A comedy zombie movie. Despite the satire in Romero’s work and a few interesting other attempts over the years, it can only really bring four words to mind – Shaun of the Dead. Ruben Fleischer’s directorial debut feature will be unavoidably compared to Edgar Wright‘s 2004 masterpiece. But aside from the subject matter, the two films are quite different, with this just as all-American as “Shaun” is quintessentially British.
One thing they do have in common is that they manage to get the humour/horror ratio exactly right. The laughs keep coming, but rarely feel shoehorned in. The danger feels real, you’ll care about the characters and really hope they make it.
Jesse Eisenberg stars as a geek who managed to survive the first few months of the apocalypse mainly due to having no friends to be attached to, and a list of rules (such as Rule #18 – always limber up) that he has rigidly stuck to at all times. By this point, everyone else in his college town has been turned into ravenous killing machines, so he tries to make his way back home to Columbus, Ohio to see if his parents are still around. He’s heard that things are better out West, although it’s just as likely that people in the West have heard it’s better in the East. On his journey, he meets Woody Harrelson’s intimidating redneck, a man who seems to relish Armageddon as a chance to enjoy new and interesting ways to slay zombies. They decide not to tell each other their names, to avoid any attachment in case the worst happens, instead referring to each other by the places they’re heading to, Columbus and Tallahassee.
The stylish blood-splattered opening title sequence, set during the earlier days of the outbreak, gives the impression that the film is going to be particularly gruesome. Set to Metallica’s “For Whom the Bell Tolls”, the spectacular use of slow motion as the flesh-eaters chase down their victims allows us to see every drop of blood spew from their mouths. It’s impossible to deny that this sequence is beautifully shot, but the blood and gore is unrelenting.
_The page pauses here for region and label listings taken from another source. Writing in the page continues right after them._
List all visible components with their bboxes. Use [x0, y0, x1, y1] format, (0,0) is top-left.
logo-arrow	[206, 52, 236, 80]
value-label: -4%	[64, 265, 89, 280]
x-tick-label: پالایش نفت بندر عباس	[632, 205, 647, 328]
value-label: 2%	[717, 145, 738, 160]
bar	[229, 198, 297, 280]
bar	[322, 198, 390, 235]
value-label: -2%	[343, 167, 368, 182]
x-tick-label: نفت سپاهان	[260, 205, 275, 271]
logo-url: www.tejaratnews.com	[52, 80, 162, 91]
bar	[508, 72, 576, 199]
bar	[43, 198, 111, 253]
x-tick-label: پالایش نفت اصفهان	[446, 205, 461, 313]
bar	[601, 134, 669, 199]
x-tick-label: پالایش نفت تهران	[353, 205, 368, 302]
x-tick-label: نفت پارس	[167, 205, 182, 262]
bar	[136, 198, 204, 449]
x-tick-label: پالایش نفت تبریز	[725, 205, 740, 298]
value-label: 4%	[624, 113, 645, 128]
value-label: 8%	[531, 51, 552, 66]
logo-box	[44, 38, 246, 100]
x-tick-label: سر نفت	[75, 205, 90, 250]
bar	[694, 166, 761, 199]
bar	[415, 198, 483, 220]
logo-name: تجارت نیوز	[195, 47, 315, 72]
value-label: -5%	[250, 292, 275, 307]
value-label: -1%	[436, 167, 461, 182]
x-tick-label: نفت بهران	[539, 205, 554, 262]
But in fact, most of the movie is not so grisly. Yes, there are the occasional encounters with zombies, with the usual scenes of them feasting on flesh and at times suffering quite brutal deaths, but at one point when Tallahassee is about to use his most horrific method of dispatching the undead, the camera looks away.
For long parts of the film you even forget the zombies exist, and it becomes a road movie, as the pair travel across America. Along the way they try to sate Tallahassee’s craving for some Twinkies, and during one trip to the supermarket they meet two more survivors, Superbad’s Emma Stone and her little sister played by Little Miss Sunshine herself, Abigail Breslin. The girls (who go by the pseudonyms Wichita and Little Rock) are very suspicious and distrusting at first but events conspire to ensure that the four end up on the road together.
Eisenberg, who will instantly remind you of Michael Cera, is the perfect guide to the post-apocalyptic world. A likeable loser, without the social skills to deal with humans but perfectly equipped when it comes to the undead, it’s impossible not to root for him as he makes his way across America. Harrelson strikes just the right tone throughout, menacing the first time we meet him, utterly loveable by the end.
Zombieland contains possibly my favourite cameo of all time. I won’t spoil the fun by telling you who it is, but the surprise appearance is the absolute highlight of the film and made for some of the most raucous laughter I’ve heard in a cinema for a long time.
In the final act, things rightfully get a little less funny and more action-packed, as the zombie population increases and the situation gets more serious. Full of great set-pieces and still a few hints of fun (including an example of the scariest possible type of zombie you could ever imagine), it’s a great ending to a film that is surely destined to a cult favourite to come back to time and again.
The best zombie movie since Shaun of the Dead – a crown that the film adaptation of World War Z should take when it’s released – and possibly the funniest film of 2009, Zombieland is bloody good fun*.